Pode o Cavalo Selvagem voltar a Portugal? 

Foto: Christine Mendoza/Unpslash

Daniel Veríssimo, um economista maravilhado com a vida selvagem, fala-nos do místico Cavalo Selvagem, o antepassado perdido do cavalo doméstico. 

O Cavalo Selvagem, de nome científico Equus ferus, o antecessor selvagem do cavalo doméstico. Podia pesar entre 150 e 300 quilos, medir entre 1,20 e 1,60 metros, tinha diferentes cores e padrões de pelo e diferentes adaptações consoante o clima, e vivia em grupos familiares (1).  

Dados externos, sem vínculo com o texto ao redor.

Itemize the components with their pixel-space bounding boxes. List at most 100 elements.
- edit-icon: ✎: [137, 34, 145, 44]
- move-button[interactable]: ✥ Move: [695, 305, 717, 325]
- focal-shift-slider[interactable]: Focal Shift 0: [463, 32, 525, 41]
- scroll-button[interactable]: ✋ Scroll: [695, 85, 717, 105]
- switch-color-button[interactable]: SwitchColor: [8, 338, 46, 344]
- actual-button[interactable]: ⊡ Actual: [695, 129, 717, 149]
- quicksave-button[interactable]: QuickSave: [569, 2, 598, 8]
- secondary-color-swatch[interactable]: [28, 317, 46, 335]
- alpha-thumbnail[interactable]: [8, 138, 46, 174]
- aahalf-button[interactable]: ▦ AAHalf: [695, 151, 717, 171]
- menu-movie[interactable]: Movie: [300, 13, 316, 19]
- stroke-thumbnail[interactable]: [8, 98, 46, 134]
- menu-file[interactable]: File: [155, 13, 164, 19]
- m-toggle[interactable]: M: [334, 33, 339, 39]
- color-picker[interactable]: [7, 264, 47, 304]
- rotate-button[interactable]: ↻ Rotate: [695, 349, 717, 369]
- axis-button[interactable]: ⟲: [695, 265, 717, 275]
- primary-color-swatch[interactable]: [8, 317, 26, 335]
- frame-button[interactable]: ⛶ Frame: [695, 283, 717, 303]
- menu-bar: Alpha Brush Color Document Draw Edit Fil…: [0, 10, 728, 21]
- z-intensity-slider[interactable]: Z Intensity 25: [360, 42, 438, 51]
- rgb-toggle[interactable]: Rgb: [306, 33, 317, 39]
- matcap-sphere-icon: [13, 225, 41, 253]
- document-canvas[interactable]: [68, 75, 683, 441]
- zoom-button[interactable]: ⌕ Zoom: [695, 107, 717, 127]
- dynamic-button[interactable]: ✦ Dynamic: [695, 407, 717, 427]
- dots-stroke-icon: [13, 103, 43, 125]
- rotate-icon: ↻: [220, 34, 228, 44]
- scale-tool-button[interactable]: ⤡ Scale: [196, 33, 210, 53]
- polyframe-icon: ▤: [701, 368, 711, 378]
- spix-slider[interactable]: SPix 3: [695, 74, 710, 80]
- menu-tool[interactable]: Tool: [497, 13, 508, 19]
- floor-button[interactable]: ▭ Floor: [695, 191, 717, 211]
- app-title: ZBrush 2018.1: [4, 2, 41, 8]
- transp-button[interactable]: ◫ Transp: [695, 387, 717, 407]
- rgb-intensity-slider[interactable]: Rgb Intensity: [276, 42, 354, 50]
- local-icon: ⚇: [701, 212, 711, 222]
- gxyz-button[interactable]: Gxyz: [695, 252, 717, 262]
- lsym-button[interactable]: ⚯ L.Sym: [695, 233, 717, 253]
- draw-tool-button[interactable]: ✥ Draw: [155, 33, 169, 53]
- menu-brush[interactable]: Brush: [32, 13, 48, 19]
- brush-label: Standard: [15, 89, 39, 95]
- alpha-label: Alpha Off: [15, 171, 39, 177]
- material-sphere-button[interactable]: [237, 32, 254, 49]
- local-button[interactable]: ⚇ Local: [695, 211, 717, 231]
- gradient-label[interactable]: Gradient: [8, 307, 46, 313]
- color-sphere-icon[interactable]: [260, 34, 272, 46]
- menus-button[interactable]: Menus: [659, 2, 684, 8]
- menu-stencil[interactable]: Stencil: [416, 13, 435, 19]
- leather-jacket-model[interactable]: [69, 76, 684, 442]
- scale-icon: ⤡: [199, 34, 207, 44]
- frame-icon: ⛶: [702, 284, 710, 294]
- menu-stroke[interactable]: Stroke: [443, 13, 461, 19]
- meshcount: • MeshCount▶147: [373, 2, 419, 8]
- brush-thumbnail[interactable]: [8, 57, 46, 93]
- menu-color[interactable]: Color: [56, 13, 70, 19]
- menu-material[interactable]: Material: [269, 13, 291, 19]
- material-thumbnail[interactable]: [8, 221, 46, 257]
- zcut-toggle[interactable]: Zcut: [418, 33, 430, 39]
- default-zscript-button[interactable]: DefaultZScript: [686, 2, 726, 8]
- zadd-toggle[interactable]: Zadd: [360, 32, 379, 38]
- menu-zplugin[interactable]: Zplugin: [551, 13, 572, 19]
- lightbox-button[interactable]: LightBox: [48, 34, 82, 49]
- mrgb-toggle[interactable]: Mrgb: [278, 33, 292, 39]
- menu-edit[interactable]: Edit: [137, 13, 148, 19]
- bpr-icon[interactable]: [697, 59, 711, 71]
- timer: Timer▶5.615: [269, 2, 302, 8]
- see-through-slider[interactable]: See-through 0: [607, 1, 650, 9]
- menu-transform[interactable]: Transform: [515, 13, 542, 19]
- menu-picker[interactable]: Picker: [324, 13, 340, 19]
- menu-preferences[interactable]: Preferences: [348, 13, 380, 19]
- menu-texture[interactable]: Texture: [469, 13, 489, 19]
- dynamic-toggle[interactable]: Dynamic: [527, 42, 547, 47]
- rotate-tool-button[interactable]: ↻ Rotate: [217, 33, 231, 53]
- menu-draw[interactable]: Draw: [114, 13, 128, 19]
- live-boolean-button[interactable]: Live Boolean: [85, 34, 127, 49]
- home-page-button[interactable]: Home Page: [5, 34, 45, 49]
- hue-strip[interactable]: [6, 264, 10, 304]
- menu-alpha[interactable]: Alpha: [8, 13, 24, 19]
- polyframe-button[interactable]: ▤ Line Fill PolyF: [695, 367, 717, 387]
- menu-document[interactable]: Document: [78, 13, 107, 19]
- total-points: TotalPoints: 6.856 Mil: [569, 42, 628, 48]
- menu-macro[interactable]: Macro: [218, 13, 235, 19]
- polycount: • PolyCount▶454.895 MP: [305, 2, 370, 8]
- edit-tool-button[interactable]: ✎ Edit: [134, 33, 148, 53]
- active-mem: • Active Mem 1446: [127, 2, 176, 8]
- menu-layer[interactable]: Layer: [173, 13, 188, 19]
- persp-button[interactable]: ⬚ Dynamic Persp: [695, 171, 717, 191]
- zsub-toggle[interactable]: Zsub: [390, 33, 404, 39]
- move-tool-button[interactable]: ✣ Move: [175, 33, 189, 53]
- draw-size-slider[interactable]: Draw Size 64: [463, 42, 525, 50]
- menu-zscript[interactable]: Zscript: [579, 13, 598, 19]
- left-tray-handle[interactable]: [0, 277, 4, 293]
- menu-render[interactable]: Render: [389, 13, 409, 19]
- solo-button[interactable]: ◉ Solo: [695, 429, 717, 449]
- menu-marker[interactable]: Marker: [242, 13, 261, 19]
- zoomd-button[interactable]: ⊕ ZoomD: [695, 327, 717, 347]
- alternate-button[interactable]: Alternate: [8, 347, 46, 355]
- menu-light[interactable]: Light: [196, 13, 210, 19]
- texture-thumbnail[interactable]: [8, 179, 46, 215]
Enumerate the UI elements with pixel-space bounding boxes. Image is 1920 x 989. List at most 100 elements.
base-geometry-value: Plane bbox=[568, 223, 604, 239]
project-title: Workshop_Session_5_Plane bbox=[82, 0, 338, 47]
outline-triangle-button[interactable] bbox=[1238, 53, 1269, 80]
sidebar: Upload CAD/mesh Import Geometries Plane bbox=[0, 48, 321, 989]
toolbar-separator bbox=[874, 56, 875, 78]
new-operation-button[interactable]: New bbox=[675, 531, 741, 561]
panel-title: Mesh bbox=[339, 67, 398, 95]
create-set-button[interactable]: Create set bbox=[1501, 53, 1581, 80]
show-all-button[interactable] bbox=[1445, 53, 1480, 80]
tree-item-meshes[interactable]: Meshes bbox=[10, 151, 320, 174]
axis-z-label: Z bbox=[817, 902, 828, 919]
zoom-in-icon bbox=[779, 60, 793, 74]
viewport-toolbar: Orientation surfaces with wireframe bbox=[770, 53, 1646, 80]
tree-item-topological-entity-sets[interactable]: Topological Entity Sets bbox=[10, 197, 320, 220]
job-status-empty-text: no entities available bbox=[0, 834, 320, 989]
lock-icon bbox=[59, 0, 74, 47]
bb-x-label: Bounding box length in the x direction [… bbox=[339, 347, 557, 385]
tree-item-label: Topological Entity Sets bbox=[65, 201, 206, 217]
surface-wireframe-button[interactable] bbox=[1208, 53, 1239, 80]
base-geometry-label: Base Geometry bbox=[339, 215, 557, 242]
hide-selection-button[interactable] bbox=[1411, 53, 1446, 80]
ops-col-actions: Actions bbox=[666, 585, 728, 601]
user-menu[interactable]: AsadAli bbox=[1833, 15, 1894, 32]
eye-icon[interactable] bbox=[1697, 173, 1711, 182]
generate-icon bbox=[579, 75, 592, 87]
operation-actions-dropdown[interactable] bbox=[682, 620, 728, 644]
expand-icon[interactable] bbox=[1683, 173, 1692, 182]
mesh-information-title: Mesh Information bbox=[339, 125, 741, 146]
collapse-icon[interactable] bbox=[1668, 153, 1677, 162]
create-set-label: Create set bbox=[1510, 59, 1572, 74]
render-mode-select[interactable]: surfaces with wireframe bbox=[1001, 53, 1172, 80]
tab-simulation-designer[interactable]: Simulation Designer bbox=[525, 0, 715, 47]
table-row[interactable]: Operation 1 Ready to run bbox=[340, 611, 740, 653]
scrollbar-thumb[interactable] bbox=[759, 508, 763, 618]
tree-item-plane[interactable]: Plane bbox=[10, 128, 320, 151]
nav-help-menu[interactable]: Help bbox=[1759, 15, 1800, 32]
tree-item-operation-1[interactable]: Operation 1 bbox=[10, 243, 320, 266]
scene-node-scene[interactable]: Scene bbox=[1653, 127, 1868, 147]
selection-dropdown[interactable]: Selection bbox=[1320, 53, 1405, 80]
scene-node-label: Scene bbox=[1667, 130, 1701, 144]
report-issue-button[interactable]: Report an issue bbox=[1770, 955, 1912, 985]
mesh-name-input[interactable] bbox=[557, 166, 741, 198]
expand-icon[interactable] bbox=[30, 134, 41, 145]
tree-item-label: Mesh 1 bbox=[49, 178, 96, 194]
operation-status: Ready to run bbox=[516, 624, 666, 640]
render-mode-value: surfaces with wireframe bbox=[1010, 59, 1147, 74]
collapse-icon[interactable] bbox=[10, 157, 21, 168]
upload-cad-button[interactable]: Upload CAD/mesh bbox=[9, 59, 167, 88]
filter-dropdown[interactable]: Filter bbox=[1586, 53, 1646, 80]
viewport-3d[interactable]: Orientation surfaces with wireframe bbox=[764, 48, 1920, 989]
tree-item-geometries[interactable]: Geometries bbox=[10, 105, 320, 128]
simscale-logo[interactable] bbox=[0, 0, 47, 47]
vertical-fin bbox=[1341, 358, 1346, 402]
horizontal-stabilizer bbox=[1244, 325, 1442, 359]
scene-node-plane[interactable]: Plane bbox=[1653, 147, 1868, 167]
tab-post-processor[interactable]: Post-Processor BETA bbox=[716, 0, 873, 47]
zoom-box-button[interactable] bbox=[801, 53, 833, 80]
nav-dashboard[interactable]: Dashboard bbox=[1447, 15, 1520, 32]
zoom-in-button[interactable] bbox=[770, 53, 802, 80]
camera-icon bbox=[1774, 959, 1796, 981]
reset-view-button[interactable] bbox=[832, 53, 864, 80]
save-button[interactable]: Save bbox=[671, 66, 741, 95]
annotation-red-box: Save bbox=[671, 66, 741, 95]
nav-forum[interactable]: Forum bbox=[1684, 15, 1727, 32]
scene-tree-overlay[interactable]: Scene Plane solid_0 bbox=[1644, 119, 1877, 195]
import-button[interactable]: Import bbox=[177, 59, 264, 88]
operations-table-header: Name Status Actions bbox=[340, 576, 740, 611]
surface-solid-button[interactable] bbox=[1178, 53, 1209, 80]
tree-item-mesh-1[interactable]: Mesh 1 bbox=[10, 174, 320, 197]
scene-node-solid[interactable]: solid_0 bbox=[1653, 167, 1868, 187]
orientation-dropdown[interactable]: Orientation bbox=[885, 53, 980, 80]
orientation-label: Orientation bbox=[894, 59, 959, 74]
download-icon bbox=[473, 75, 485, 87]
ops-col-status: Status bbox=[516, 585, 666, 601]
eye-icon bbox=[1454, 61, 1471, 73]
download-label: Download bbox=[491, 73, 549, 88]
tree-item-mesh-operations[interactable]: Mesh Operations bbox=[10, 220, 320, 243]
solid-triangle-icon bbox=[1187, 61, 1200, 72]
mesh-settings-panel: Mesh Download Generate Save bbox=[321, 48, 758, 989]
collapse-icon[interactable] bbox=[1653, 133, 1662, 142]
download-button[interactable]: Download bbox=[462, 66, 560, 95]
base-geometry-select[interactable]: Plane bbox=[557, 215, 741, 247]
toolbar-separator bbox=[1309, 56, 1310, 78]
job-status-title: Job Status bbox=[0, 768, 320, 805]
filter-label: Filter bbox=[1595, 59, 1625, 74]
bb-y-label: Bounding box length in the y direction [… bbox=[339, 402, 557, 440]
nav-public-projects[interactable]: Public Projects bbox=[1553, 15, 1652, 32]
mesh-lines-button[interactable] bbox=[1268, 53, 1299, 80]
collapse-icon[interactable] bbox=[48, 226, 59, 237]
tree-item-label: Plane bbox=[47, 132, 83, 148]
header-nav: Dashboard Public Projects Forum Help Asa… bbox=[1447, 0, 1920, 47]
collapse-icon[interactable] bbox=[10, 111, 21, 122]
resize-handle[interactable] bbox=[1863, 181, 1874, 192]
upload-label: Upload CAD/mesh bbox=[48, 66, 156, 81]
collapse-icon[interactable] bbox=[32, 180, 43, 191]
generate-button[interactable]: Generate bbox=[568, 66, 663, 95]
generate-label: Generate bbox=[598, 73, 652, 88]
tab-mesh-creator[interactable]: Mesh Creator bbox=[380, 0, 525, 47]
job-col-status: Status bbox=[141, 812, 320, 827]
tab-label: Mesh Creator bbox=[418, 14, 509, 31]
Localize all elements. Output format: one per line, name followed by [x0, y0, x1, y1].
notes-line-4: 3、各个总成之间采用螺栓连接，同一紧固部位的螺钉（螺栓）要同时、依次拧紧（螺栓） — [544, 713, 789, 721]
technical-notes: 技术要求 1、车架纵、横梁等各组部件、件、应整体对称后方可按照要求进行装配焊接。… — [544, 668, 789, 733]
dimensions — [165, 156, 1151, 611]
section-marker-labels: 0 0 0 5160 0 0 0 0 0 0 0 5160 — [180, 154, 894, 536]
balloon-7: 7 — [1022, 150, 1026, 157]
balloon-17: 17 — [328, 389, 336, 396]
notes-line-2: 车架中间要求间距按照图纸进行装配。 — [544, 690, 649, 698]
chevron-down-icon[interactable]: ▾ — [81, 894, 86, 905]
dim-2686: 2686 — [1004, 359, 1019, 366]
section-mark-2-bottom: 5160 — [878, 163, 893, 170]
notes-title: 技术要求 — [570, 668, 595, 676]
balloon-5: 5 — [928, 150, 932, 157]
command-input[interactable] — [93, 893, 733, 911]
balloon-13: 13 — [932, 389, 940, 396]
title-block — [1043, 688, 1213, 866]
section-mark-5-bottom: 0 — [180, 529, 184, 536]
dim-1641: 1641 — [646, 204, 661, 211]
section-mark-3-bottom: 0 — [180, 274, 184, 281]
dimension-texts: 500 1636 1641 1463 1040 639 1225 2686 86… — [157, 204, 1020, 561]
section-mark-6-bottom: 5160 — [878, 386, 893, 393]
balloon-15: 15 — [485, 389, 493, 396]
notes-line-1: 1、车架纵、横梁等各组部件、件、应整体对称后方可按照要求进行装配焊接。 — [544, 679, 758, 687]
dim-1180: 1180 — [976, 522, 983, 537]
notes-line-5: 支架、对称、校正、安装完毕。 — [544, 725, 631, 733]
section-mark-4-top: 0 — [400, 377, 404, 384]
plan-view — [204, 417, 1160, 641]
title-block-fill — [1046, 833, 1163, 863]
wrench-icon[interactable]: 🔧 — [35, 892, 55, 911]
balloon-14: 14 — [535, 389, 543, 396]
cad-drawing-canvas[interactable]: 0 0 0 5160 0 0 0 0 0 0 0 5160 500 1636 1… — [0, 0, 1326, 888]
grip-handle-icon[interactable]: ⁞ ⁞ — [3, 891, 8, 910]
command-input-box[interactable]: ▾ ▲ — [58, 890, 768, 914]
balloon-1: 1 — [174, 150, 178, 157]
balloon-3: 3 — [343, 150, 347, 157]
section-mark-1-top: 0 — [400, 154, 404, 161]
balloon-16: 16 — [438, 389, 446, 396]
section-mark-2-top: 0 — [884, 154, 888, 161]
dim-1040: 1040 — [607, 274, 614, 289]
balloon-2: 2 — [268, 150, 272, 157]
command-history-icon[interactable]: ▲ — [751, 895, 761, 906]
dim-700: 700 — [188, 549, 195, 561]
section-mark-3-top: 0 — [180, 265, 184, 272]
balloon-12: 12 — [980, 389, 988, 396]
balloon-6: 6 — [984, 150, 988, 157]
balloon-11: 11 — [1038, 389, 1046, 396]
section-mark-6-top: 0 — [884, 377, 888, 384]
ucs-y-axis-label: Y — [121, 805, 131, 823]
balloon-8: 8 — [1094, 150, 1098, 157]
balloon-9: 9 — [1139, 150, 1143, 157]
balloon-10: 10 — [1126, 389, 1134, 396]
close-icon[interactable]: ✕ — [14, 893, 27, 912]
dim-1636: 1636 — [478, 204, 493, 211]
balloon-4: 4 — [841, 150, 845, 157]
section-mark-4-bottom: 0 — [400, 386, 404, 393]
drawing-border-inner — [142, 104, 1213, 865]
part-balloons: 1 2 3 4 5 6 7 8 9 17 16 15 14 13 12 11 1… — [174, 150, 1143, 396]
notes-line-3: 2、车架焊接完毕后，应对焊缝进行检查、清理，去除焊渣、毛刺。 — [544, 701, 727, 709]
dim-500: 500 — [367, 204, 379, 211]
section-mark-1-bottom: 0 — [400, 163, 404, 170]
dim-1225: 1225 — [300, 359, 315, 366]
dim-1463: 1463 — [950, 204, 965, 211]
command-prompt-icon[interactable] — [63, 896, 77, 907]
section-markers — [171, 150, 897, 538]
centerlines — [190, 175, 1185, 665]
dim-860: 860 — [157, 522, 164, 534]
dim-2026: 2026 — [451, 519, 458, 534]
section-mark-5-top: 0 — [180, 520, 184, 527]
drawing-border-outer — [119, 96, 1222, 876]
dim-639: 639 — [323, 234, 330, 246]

Os cavalos eram um dos grandes mamíferos da Europa e da Ásia. Existiam desde as planícies abertas da Panónia na Hungria, passando pelas planícies da Europa de Leste até à Ásia Central. Das terras mediterrânicas quentes que lembram savanas na Ibéria, Itália e Grécia, até às zonas frias com florestas densas do Báltico e Norte da Europa (2) .

Existem sombras do cavalo selvagem na Europa e na Península: pinturas rupestres em França na gruta de Lascaux, em Espanha nas cavernas de Altamira, e gravuras a céu aberto no Côa. O cavalo de Pzerwalski, que existe na Ásia, é a única subespécie sobrevivente do cavalo selvagem (3).  

Cavalo de Pzerwalski. Foto: Petr Jan Juračka/Wiki Commons

Na Península Ibérica era uma animal comum. Os Romanos, ao descreverem a Península, escreveram que “crescem na Ibéria muitas corças e cavalos selvagens” (4). Na língua, um facto curioso e pouco conhecido, o nome Zebra (5) é originário da palavra portuguesa e espanhola Zebro / Cebro (6), nome dado a um equídeo antigo com zebruras (riscas). Até na toponímia, os nomes de localidades também demonstram a abundância do cavalo, com nomes como Zebreira na Beira Baixa, ou Ribeira do Zebro na Amareleja. Várias razões levaram ao seu desaparecimento em estado selvagem, desde a competição com cavalos domésticos, à perda e simplificação de habitat e à caça (7).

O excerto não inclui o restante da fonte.